Once that is set up, we need to log in to our Brightspace server:

email = 'teacher@example.com'
base_url = 'https://example.brightspace.com'
import getpass # so you don't show your password in the sourcecode
password = getpass.getpass()
email_field = (By.ID, 'i0116')
password_field = (By.ID, 'i0118')
next_button = (By.ID, 'idSIButton9')
browser.get(base_url)
WebDriverWait(browser,10).until(EC.element_to_be_clickable(email_field)).send_keys(email)
WebDriverWait(browser,10).until(EC.element_to_be_clickable(next_button)).click()
WebDriverWait(browser,10).until(EC.element_to_be_clickable(password_field)).send_keys(password)
WebDriverWait(browser,10).until(EC.element_to_be_clickable(next_button)).click()
WebDriverWait(browser,10).until(EC.element_to_be_clickable(next_button)).click()

From there it's a matter of scraping the course progress pages as we loop through the course IDs and student IDs. I may update this post later with an automated way to scrape these IDs, but for now we need to look them up on Brightspace and code them in:

import pandas as pd
df = pd.Series(students).to_frame('ID')
for course in courses:
    course_id = courses[course]
    submissions = []
    for student in students:
        student_id = students[student]
        url = base_url+'/d2l/le/classlist/userprogress/'+str(student_id)+'/'+str(course_id)+'/Assignments/Details'
        browser.get(url)
        WebDriverWait(browser, 10).until(EC.presence_of_element_located((By.CSS_SELECTOR, "span[class^='d2l-textblock']")))
        elements = browser.find_elements_by_css_selector("span[class^='d2l-textblock']")
        #elements = browser.find_element(by=)  # because the other thing is deprecated I guess
        
        #submitted = elements[13].text[1:-1] # to get a fraction
        submitted = elements[13].text[1:-1].split('/')[0] # to get just the numerator
        submissions.append(submitted)
    df[course] = submissions
df.to_csv('student-submissions.csv')
df

This will give us a Pandas DataFrame (and a CSV file) with information about how many assignments each student has submitted in each course. We can manipulate this a bit to create some visualizations, but perhaps that's a post for later. For now, here's part of a chart that we could generate:


Let me know if you try this or if you come across anything that should be corrected.

2 comments:

CS Student said...

Hi there Mr. Hay,

I can not thank you enough for posting this. It's been incredibly helpful for a newer programmer like myself. Especially using webdriver/selenium. I'm currently working on a project (ungraded - personal) in which the first major step is finding a way to export/download the discussion board content.

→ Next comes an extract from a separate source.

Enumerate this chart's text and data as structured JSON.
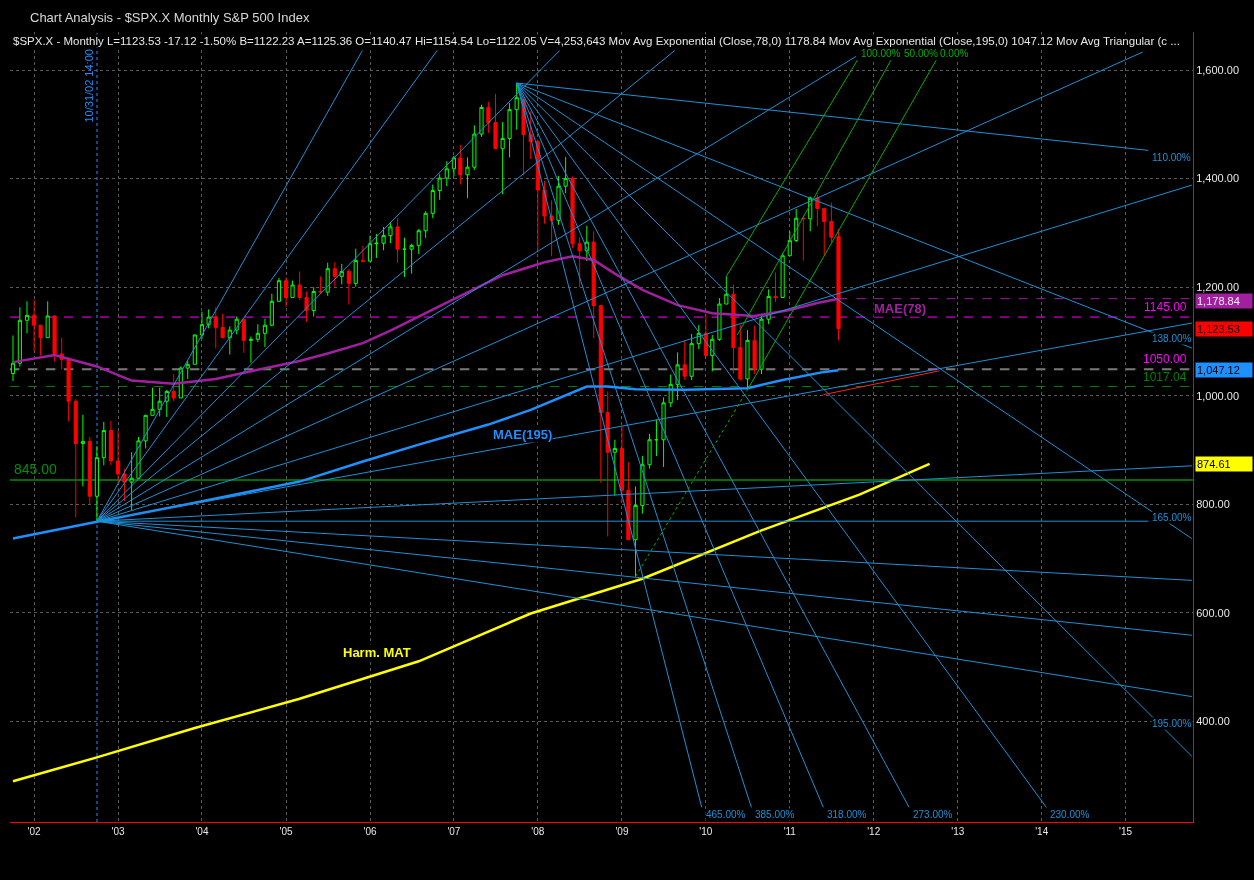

I was wondering if it would be acceptable if I were to use the code you provided in the project? (Again ungraded - not accessed for anyone - simply trying to make my life easier as a TA for a few classes). I think I can figure out how to contort what you wrote to iterate through discussion posts, but have you used it in this way at all?

Thanks again for the post, and apologies for reviving a 2 year old thread (nearly 3).

- CS Student, @Somewhere

David Hay said...

You can certainly use this code for whatever you'd like, hopefully you find it useful.